Encoder-decoder architectures form a foundational pillar in the evolution of large language models (LLMs), particularly for handling sequence-to-sequence (seq2seq) tasks where inputs and outputs are variable-length sequences. Originating from the Transformer model introduced in 2017, this structure consists of two main components: an encoder that processes the input sequence into a rich, contextual representation, and a decoder that generates the output sequence based on that representation. In the context of LLMs, which are typically built on Transformer variants, encoder-decoder models excel in scenarios requiring deep understanding of input context to produce structured outputs, unlike simpler architectures that might focus solely on generation or embedding. The encoder uses self-attention mechanisms to create bidirectional embeddings, capturing relationships across the entire input. The decoder, employing masked self-attention (to prevent peeking at future tokens) and cross-attention (to attend to the encoder’s outputs), generates tokens autoregressively—one at a time, conditioned on previous outputs and the encoded input. This design addresses limitations in earlier recurrent neural networks (RNNs) like LSTMs by enabling parallel processing and better handling of long-range dependencies.
To fully appreciate encoder-decoder structures, it’s useful to contrast them with encoder-only and decoder-only architectures, which dominate modern LLMs. Encoder-only models (e.g., BERT) focus on input understanding for tasks like classification, while decoder-only models (e.g., GPT series) emphasize generative capabilities through next-token prediction. Encoder-decoder models combine both for input-output mapping.
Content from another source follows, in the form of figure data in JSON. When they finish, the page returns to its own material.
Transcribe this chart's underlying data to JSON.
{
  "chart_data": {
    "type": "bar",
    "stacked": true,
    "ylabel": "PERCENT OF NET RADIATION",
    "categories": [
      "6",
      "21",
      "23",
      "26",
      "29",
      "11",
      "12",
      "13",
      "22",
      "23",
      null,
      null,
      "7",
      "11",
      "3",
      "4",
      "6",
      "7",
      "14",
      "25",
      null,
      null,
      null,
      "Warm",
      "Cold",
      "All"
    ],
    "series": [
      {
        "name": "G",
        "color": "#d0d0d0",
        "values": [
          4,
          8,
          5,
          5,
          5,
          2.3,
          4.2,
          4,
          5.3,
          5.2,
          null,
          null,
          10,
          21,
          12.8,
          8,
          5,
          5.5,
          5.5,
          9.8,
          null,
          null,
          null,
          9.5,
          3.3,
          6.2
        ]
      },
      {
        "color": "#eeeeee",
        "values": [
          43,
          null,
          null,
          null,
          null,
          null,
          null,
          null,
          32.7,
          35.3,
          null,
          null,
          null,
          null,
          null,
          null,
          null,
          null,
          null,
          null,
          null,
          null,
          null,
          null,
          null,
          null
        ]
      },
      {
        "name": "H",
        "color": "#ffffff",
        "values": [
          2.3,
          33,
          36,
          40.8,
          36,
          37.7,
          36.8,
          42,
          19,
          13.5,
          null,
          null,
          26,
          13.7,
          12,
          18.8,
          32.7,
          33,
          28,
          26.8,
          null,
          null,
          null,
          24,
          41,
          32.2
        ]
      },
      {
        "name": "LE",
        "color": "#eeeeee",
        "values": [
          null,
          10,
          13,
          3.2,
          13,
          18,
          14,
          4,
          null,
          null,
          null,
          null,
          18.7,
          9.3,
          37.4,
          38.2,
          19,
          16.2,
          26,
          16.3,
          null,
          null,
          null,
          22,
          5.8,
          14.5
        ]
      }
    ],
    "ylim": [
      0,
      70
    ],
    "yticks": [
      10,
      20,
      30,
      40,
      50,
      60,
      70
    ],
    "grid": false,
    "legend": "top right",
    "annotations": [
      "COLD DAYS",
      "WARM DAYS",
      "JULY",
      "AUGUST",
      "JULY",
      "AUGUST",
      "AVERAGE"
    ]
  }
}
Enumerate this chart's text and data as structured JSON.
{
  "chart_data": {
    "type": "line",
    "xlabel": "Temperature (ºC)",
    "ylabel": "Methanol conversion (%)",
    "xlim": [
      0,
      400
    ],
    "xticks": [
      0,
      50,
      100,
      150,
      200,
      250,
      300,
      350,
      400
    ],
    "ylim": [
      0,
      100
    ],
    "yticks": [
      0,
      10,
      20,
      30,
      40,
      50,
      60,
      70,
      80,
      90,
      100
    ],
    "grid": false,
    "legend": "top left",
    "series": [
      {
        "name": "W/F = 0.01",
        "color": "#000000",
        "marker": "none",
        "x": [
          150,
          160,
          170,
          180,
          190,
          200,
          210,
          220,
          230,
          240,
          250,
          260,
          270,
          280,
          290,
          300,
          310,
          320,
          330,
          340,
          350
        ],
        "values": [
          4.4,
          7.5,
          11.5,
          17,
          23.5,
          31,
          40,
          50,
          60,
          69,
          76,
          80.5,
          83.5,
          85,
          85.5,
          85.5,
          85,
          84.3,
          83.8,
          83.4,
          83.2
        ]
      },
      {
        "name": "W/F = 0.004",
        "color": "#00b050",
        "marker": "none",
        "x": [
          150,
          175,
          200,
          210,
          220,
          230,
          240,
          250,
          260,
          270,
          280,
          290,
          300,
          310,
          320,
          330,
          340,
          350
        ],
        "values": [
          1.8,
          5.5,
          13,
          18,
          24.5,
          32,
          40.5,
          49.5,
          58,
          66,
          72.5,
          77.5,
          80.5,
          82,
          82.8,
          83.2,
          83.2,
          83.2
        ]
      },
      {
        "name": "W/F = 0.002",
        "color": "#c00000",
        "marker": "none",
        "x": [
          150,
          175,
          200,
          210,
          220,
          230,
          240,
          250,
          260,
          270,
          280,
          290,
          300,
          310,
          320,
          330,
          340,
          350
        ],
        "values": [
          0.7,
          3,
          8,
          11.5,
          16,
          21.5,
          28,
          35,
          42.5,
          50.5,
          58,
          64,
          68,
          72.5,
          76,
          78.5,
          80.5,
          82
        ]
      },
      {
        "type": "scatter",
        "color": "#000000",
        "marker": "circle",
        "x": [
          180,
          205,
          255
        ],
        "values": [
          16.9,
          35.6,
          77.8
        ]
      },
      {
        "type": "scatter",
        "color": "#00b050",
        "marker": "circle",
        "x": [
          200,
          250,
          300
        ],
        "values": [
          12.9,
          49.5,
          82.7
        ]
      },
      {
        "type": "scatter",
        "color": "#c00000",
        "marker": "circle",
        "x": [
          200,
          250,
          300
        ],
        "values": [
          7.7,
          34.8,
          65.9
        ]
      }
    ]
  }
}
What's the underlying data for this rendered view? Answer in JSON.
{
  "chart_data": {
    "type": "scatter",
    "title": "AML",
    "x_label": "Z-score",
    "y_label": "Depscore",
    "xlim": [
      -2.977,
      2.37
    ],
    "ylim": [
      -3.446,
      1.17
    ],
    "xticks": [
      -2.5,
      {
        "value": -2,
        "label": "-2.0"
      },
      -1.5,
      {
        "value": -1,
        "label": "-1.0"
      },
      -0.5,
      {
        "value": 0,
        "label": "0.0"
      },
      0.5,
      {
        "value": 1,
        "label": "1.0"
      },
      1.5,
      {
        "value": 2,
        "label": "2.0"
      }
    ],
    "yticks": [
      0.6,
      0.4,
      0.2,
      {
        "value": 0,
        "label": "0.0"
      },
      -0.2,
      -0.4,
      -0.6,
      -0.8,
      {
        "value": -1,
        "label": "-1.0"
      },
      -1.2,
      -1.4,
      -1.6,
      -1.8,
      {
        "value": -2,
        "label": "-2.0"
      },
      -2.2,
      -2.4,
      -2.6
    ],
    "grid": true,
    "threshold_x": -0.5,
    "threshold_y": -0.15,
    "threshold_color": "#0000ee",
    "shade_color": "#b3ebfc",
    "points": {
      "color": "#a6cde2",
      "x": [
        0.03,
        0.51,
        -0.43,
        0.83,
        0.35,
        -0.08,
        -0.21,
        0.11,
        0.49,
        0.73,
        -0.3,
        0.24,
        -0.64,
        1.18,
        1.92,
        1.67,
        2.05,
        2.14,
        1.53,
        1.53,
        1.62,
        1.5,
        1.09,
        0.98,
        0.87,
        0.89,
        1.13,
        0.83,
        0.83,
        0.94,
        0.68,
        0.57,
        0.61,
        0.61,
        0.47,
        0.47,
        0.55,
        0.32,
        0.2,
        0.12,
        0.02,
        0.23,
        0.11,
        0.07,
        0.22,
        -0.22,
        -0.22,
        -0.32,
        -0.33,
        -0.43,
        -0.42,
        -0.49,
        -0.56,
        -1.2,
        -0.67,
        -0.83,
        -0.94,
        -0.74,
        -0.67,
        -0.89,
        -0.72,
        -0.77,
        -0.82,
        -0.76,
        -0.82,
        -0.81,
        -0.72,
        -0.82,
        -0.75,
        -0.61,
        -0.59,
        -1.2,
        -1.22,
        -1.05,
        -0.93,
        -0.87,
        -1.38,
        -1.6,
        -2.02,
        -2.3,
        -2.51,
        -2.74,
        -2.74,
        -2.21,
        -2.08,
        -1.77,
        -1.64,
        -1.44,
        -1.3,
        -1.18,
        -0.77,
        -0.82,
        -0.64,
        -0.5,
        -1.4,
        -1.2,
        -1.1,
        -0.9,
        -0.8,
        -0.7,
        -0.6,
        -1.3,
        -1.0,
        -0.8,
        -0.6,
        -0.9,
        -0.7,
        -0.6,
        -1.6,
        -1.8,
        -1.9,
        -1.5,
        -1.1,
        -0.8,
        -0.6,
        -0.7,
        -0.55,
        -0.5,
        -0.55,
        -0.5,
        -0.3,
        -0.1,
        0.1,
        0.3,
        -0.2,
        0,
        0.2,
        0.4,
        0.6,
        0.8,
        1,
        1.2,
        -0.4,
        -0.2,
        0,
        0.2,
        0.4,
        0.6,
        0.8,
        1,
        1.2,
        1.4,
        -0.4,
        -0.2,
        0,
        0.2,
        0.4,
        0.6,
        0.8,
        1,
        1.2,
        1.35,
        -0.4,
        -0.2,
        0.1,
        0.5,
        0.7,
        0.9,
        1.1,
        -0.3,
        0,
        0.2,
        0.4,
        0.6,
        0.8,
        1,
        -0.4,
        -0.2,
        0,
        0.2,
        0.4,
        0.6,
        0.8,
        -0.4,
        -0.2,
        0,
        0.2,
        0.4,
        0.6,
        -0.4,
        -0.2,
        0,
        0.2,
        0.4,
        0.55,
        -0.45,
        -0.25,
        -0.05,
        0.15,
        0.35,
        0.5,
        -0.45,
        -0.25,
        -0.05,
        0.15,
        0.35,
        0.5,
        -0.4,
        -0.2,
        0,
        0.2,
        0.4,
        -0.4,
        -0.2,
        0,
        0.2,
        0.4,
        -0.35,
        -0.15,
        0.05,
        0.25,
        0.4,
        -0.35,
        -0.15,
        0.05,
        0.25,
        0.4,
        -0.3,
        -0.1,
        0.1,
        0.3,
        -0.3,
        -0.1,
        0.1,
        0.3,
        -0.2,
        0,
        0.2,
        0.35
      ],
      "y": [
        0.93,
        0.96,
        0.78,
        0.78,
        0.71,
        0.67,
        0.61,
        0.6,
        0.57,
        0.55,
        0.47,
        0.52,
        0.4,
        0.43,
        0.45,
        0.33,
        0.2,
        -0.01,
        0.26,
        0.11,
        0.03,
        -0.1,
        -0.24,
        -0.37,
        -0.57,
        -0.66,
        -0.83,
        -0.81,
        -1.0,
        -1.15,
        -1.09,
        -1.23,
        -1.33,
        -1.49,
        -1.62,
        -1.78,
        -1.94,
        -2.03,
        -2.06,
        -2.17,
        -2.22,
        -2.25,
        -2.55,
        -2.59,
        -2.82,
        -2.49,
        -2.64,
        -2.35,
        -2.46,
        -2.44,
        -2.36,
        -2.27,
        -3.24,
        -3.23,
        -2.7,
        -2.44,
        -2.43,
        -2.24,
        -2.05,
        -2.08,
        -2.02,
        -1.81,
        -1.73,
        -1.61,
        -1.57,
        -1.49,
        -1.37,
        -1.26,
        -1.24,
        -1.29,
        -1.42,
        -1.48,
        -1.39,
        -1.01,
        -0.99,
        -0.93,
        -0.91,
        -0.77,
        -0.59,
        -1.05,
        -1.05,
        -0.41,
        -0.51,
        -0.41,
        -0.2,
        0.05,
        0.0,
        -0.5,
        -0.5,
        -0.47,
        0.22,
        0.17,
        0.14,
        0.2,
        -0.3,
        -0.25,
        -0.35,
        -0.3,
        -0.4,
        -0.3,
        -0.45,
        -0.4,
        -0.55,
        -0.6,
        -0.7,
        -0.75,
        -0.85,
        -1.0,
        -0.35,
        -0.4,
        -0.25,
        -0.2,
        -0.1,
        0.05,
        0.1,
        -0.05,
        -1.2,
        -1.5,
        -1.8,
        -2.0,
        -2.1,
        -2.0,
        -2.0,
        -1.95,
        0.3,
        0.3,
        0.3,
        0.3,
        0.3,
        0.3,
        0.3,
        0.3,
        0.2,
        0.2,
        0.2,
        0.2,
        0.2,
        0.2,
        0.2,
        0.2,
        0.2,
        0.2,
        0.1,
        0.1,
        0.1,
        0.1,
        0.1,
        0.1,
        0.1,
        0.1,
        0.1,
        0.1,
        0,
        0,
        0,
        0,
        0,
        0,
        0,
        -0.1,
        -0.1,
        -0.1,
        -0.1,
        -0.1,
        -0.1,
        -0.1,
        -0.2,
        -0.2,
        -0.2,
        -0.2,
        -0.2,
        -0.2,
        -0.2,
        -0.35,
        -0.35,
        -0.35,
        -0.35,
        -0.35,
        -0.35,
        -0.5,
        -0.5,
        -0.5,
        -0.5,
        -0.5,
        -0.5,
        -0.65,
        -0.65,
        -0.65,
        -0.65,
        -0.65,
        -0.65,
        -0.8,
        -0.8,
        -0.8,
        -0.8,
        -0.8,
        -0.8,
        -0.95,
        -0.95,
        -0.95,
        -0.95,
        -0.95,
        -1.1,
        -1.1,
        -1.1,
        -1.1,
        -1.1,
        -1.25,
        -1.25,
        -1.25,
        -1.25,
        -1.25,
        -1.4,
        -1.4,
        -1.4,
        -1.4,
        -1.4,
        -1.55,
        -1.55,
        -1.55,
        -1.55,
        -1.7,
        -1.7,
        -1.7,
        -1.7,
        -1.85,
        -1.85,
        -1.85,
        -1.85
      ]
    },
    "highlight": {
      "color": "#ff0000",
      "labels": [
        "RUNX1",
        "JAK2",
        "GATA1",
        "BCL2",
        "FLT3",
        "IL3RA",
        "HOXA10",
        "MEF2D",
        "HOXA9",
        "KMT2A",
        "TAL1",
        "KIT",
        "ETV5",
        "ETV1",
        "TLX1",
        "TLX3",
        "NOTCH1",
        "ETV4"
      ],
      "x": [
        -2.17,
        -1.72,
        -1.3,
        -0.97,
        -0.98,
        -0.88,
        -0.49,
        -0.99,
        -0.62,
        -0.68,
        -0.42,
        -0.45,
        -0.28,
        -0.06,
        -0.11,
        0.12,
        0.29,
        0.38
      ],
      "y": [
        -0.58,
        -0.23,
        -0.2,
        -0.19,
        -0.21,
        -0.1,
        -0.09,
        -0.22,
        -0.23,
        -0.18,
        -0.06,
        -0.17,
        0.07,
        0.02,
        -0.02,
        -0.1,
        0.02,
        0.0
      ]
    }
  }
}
| Architecture Type | Structure | Pretraining Objectives | Key Strengths | Limitations | Examples |
|---|---|---|---|---|---|
| Encoder-Only | Stacks of self-attention layers for bidirectional context; no generation component | Masked language modeling (e.g., predicting masked tokens) and sentence-pair tasks | Excellent for embeddings and classification; strong bidirectional understanding | Cannot generate sequences autoregressively; limited to understanding tasks | BERT, RoBERTa |
| Decoder-Only | Masked self-attention for autoregressive generation; no separate encoder | Next-token prediction on vast unlabeled text | Efficient for open-ended generation; supports in-context learning; simpler training | May struggle with complex input–output mappings requiring deep contextual alignment | GPT-3, GPT-4, LLaMA |
| Encoder–Decoder | Encoder for input embeddings + decoder for generation with cross-attention | Denoising (e.g., reconstructing corrupted text) or unified text-to-text tasks | Superior for seq2seq tasks with variable lengths; strong contextual understanding | More computationally intensive to train; often requires paired data | T5, BART, Original Transformer |
Advantages of encoder-decoder in LLMs include robust handling of complex dependencies, making them ideal for conditional generation. They often outperform decoder-only in quality for translation and summarization, as evidenced by 2024 studies on AI translation. However, they require more resources for training (needing paired datasets) and can be less flexible than decoder-only for zero-shot tasks. Recent trends favor decoder-only for scalability, but encoder-decoder remains vital for precision in specialized applications. In summary, while decoder-only models like GPT dominate general-purpose LLMs, encoder-decoder structures provide critical capabilities for transformative tasks, with ongoing research enhancing their efficiency and integration with knowledge retrieval.